In New Jersey, for example, a grade-school field trip to see the Dickens' classic, A Christmas Carol, was cancelled due to the play's "religious content." In another school, an elementary student was told she could not write "Merry Christmas" on a card she was sending a soldier in Iraq as part of a class project. A nativity scene was yanked from a school play in Oklahoma. And an elementary school in Texas enacted a "white only" rule that stated cups and plates at the school's "winter party" had to be white and any icing on the cupcakes could not be red or green. Even candy canes have come under scrutiny, being banned in a Texas school because one legend of the candy cane was circulating that the red and white were representative of the blood of Christ washing our sins clean, and because the candy cane's shape is in the shape of a shepherd's hook, signifying Christ.

If we sit back and allow a few stubborn Scrooges to take Christ out of Christmas, we might as well fill all of our stockings with a lump of coal. It is for this reason that I applaud the resolution sent to the House floor last week that states symbols and traditions should be protected for those who celebrate Christmas.

But while I commend our Republican leadership for expressing their support of the protection of certain traditional symbols of Christmas, I find it ironic that it is these same leaders who are hesitant to protect the spirit of Christmas.

The spirit of Christmas is-and hopefully always will be-about goodwill and generosity to others and peace on earth. Yet the Republican leadership in Congress in the past weeks has passed a budget bill that literally takes food from the tables of our neediest citizens while cutting taxes for the rich-most recently a $95 billion cut for the wealthiest Americans. The Republican-written budget will force states to make up a $53 billion shortfall over the next five years and guts a number of essential programs that will negatively affect West Virginia families and their pocketbooks.

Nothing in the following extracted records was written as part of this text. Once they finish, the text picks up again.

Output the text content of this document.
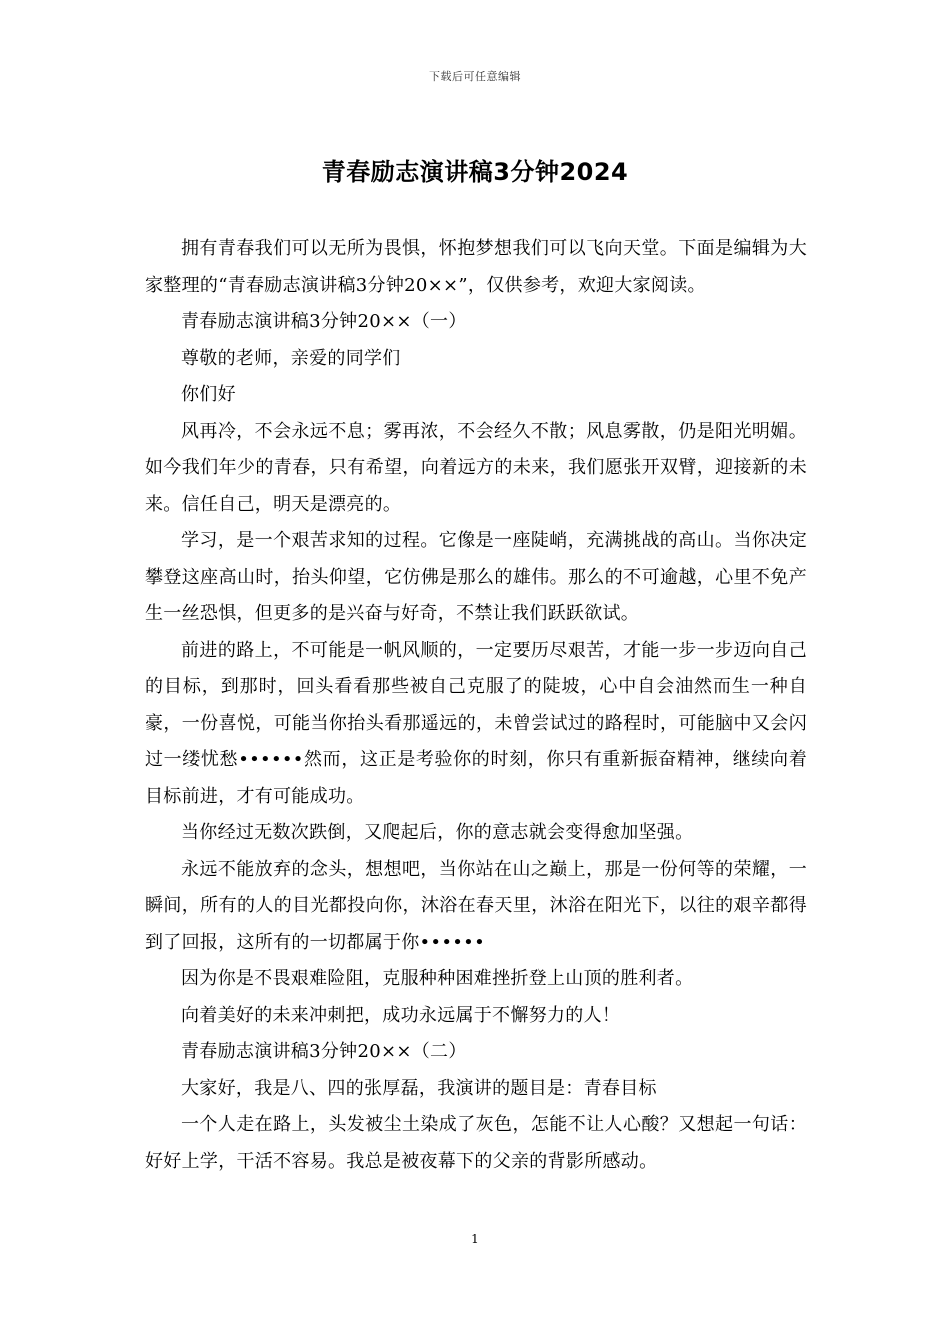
下载后可任意编辑
青春励志演讲稿3分钟2024

拥有青春我们可以无所为畏惧，怀抱梦想我们可以飞向天堂。下面是编辑为大家整理的“青春励志演讲稿3分钟20××”，仅供参考，欢迎大家阅读。

青春励志演讲稿3分钟20××（一）

尊敬的老师，亲爱的同学们

你们好

风再冷，不会永远不息；雾再浓，不会经久不散；风息雾散，仍是阳光明媚。如今我们年少的青春，只有希望，向着远方的未来，我们愿张开双臂，迎接新的未来。信任自己，明天是漂亮的。

学习，是一个艰苦求知的过程。它像是一座陡峭，充满挑战的高山。当你决定攀登这座高山时，抬头仰望，它仿佛是那么的雄伟。那么的不可逾越，心里不免产生一丝恐惧，但更多的是兴奋与好奇，不禁让我们跃跃欲试。

前进的路上，不可能是一帆风顺的，一定要历尽艰苦，才能一步一步迈向自己的目标，到那时，回头看看那些被自己克服了的陡坡，心中自会油然而生一种自豪，一份喜悦，可能当你抬头看那遥远的，未曾尝试过的路程时，可能脑中又会闪过一缕忧愁••••••然而，这正是考验你的时刻，你只有重新振奋精神，继续向着目标前进，才有可能成功。

当你经过无数次跌倒，又爬起后，你的意志就会变得愈加坚强。

永远不能放弃的念头，想想吧，当你站在山之巅上，那是一份何等的荣耀，一瞬间，所有的人的目光都投向你，沐浴在春天里，沐浴在阳光下，以往的艰辛都得到了回报，这所有的一切都属于你••••••

因为你是不畏艰难险阻，克服种种困难挫折登上山顶的胜利者。

向着美好的未来冲刺把，成功永远属于不懈努力的人！

青春励志演讲稿3分钟20××（二）

大家好，我是八、四的张厚磊，我演讲的题目是：青春目标

一个人走在路上，头发被尘土染成了灰色，怎能不让人心酸？又想起一句话：好好上学，干活不容易。我总是被夜幕下的父亲的背影所感动。

1
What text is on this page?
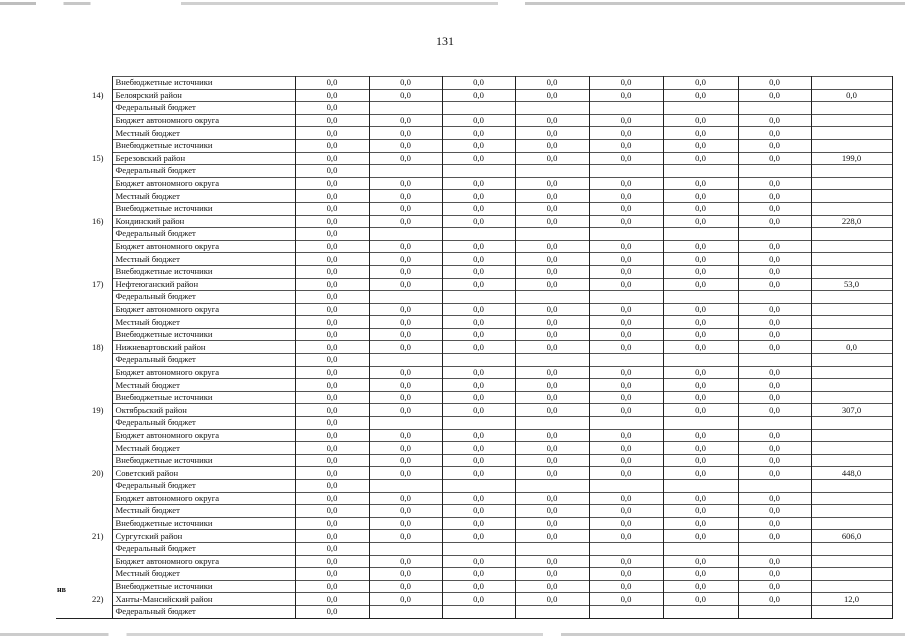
131
	Внебюджетные источники	0,0	0,0	0,0	0,0	0,0	0,0	0,0	
14)	Белоярский район	0,0	0,0	0,0	0,0	0,0	0,0	0,0	0,0
	Федеральный бюджет	0,0							
	Бюджет автономного округа	0,0	0,0	0,0	0,0	0,0	0,0	0,0	
	Местный бюджет	0,0	0,0	0,0	0,0	0,0	0,0	0,0	
	Внебюджетные источники	0,0	0,0	0,0	0,0	0,0	0,0	0,0	
15)	Березовский район	0,0	0,0	0,0	0,0	0,0	0,0	0,0	199,0
	Федеральный бюджет	0,0							
	Бюджет автономного округа	0,0	0,0	0,0	0,0	0,0	0,0	0,0	
	Местный бюджет	0,0	0,0	0,0	0,0	0,0	0,0	0,0	
	Внебюджетные источники	0,0	0,0	0,0	0,0	0,0	0,0	0,0	
16)	Кондинский район	0,0	0,0	0,0	0,0	0,0	0,0	0,0	228,0
	Федеральный бюджет	0,0							
	Бюджет автономного округа	0,0	0,0	0,0	0,0	0,0	0,0	0,0	
	Местный бюджет	0,0	0,0	0,0	0,0	0,0	0,0	0,0	
	Внебюджетные источники	0,0	0,0	0,0	0,0	0,0	0,0	0,0	
17)	Нефтеюганский район	0,0	0,0	0,0	0,0	0,0	0,0	0,0	53,0
	Федеральный бюджет	0,0							
	Бюджет автономного округа	0,0	0,0	0,0	0,0	0,0	0,0	0,0	
	Местный бюджет	0,0	0,0	0,0	0,0	0,0	0,0	0,0	
	Внебюджетные источники	0,0	0,0	0,0	0,0	0,0	0,0	0,0	
18)	Нижневартовский район	0,0	0,0	0,0	0,0	0,0	0,0	0,0	0,0
	Федеральный бюджет	0,0							
	Бюджет автономного округа	0,0	0,0	0,0	0,0	0,0	0,0	0,0	
	Местный бюджет	0,0	0,0	0,0	0,0	0,0	0,0	0,0	
	Внебюджетные источники	0,0	0,0	0,0	0,0	0,0	0,0	0,0	
19)	Октябрьский район	0,0	0,0	0,0	0,0	0,0	0,0	0,0	307,0
	Федеральный бюджет	0,0							
	Бюджет автономного округа	0,0	0,0	0,0	0,0	0,0	0,0	0,0	
	Местный бюджет	0,0	0,0	0,0	0,0	0,0	0,0	0,0	
	Внебюджетные источники	0,0	0,0	0,0	0,0	0,0	0,0	0,0	
20)	Советский район	0,0	0,0	0,0	0,0	0,0	0,0	0,0	448,0
	Федеральный бюджет	0,0							
	Бюджет автономного округа	0,0	0,0	0,0	0,0	0,0	0,0	0,0	
	Местный бюджет	0,0	0,0	0,0	0,0	0,0	0,0	0,0	
	Внебюджетные источники	0,0	0,0	0,0	0,0	0,0	0,0	0,0	
21)	Сургутский район	0,0	0,0	0,0	0,0	0,0	0,0	0,0	606,0
	Федеральный бюджет	0,0							
	Бюджет автономного округа	0,0	0,0	0,0	0,0	0,0	0,0	0,0	
	Местный бюджет	0,0	0,0	0,0	0,0	0,0	0,0	0,0	
	Внебюджетные источники	0,0	0,0	0,0	0,0	0,0	0,0	0,0	
22)	Ханты-Мансийский район	0,0	0,0	0,0	0,0	0,0	0,0	0,0	12,0
	Федеральный бюджет	0,0							
нв
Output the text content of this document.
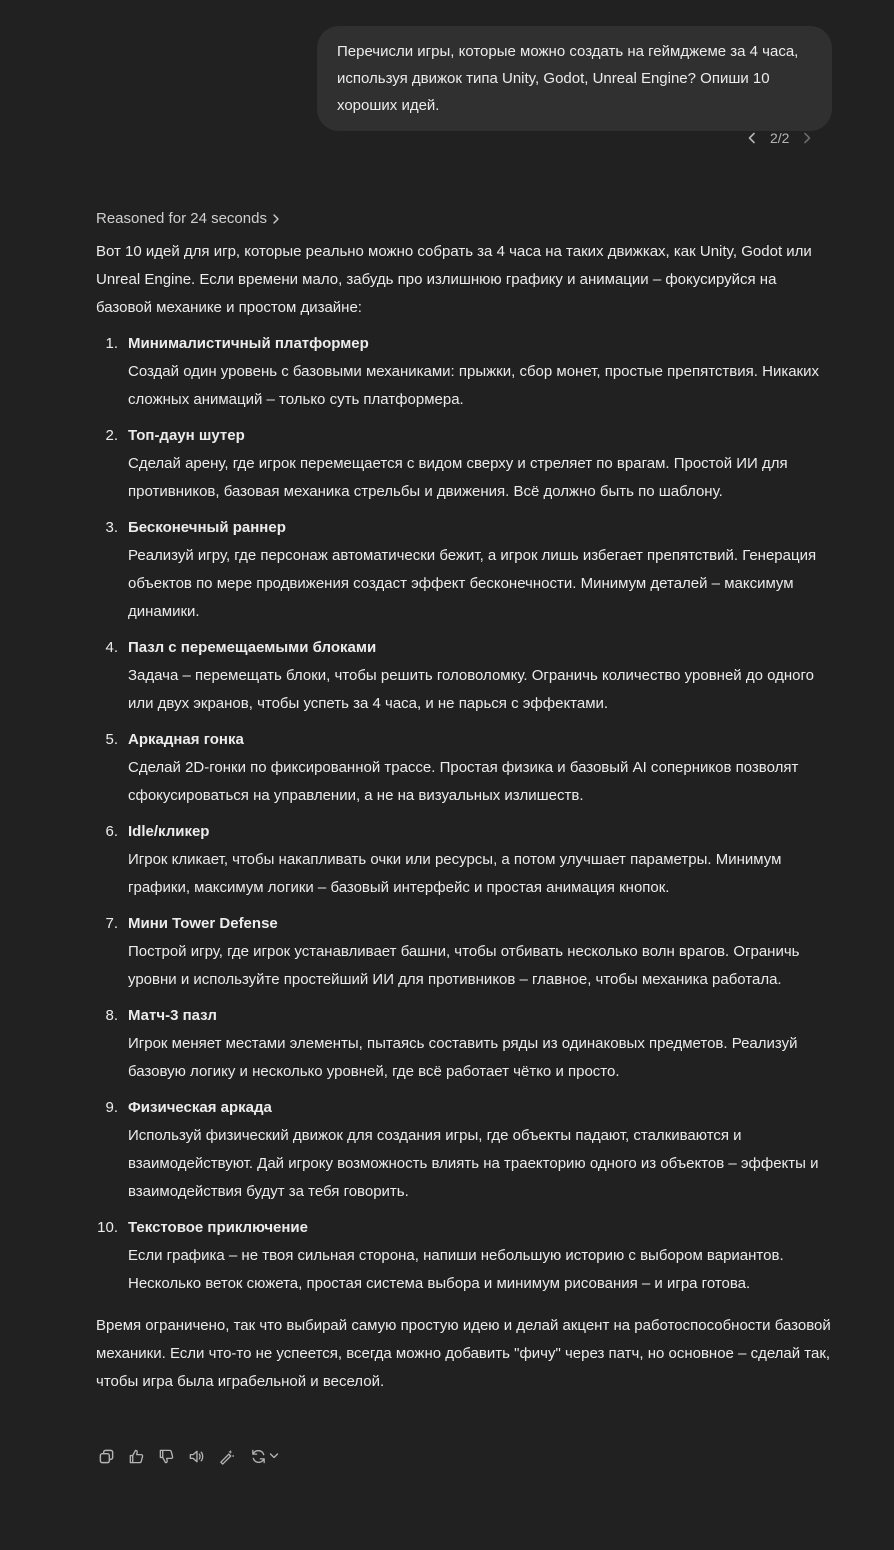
Перечисли игры, которые можно создать на геймджеме за 4 часа, используя движок типа Unity, Godot, Unreal Engine? Опиши 10 хороших идей.
2/2
Reasoned for 24 seconds

Вот 10 идей для игр, которые реально можно собрать за 4 часа на таких движках, как Unity, Godot или Unreal Engine. Если времени мало, забудь про излишнюю графику и анимации – фокусируйся на базовой механике и простом дизайне:

1. Минималистичный платформер
Создай один уровень с базовыми механиками: прыжки, сбор монет, простые препятствия. Никаких сложных анимаций – только суть платформера.
2. Топ-даун шутер
Сделай арену, где игрок перемещается с видом сверху и стреляет по врагам. Простой ИИ для противников, базовая механика стрельбы и движения. Всё должно быть по шаблону.
3. Бесконечный раннер
Реализуй игру, где персонаж автоматически бежит, а игрок лишь избегает препятствий. Генерация объектов по мере продвижения создаст эффект бесконечности. Минимум деталей – максимум динамики.
4. Пазл с перемещаемыми блоками
Задача – перемещать блоки, чтобы решить головоломку. Ограничь количество уровней до одного или двух экранов, чтобы успеть за 4 часа, и не парься с эффектами.
5. Аркадная гонка
Сделай 2D-гонки по фиксированной трассе. Простая физика и базовый AI соперников позволят сфокусироваться на управлении, а не на визуальных излишеств.
6. Idle/кликер
Игрок кликает, чтобы накапливать очки или ресурсы, а потом улучшает параметры. Минимум графики, максимум логики – базовый интерфейс и простая анимация кнопок.
7. Мини Tower Defense
Построй игру, где игрок устанавливает башни, чтобы отбивать несколько волн врагов. Ограничь уровни и используйте простейший ИИ для противников – главное, чтобы механика работала.
8. Матч-3 пазл
Игрок меняет местами элементы, пытаясь составить ряды из одинаковых предметов. Реализуй базовую логику и несколько уровней, где всё работает чётко и просто.
9. Физическая аркада
Используй физический движок для создания игры, где объекты падают, сталкиваются и взаимодействуют. Дай игроку возможность влиять на траекторию одного из объектов – эффекты и взаимодействия будут за тебя говорить.
10. Текстовое приключение
Если графика – не твоя сильная сторона, напиши небольшую историю с выбором вариантов. Несколько веток сюжета, простая система выбора и минимум рисования – и игра готова.

Время ограничено, так что выбирай самую простую идею и делай акцент на работоспособности базовой механики. Если что-то не успеется, всегда можно добавить "фичу" через патч, но основное – сделай так, чтобы игра была играбельной и веселой.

Congress continues to pour $5 billion a month into a war in Iraq, yet this Republican Congress doesn't even have a vision of the future for New Orleans, or the budget blueprint to resurrect this devastated city. We are investing billions of American taxpayer dollars for bridges, levees and infrastructure in Baghdad, yet we can't get a commitment from our leaders to strengthen America.

We all know actions speak louder than words. If the Republican leadership really wants to protect the traditions and meaning of this sacred holiday-as they claimed they do by voting in support of last week's resolution-these leaders need to join my colleagues and me in support of legislation that will protect those with the least and move us ALL closer to a more peaceful, more prosperous world.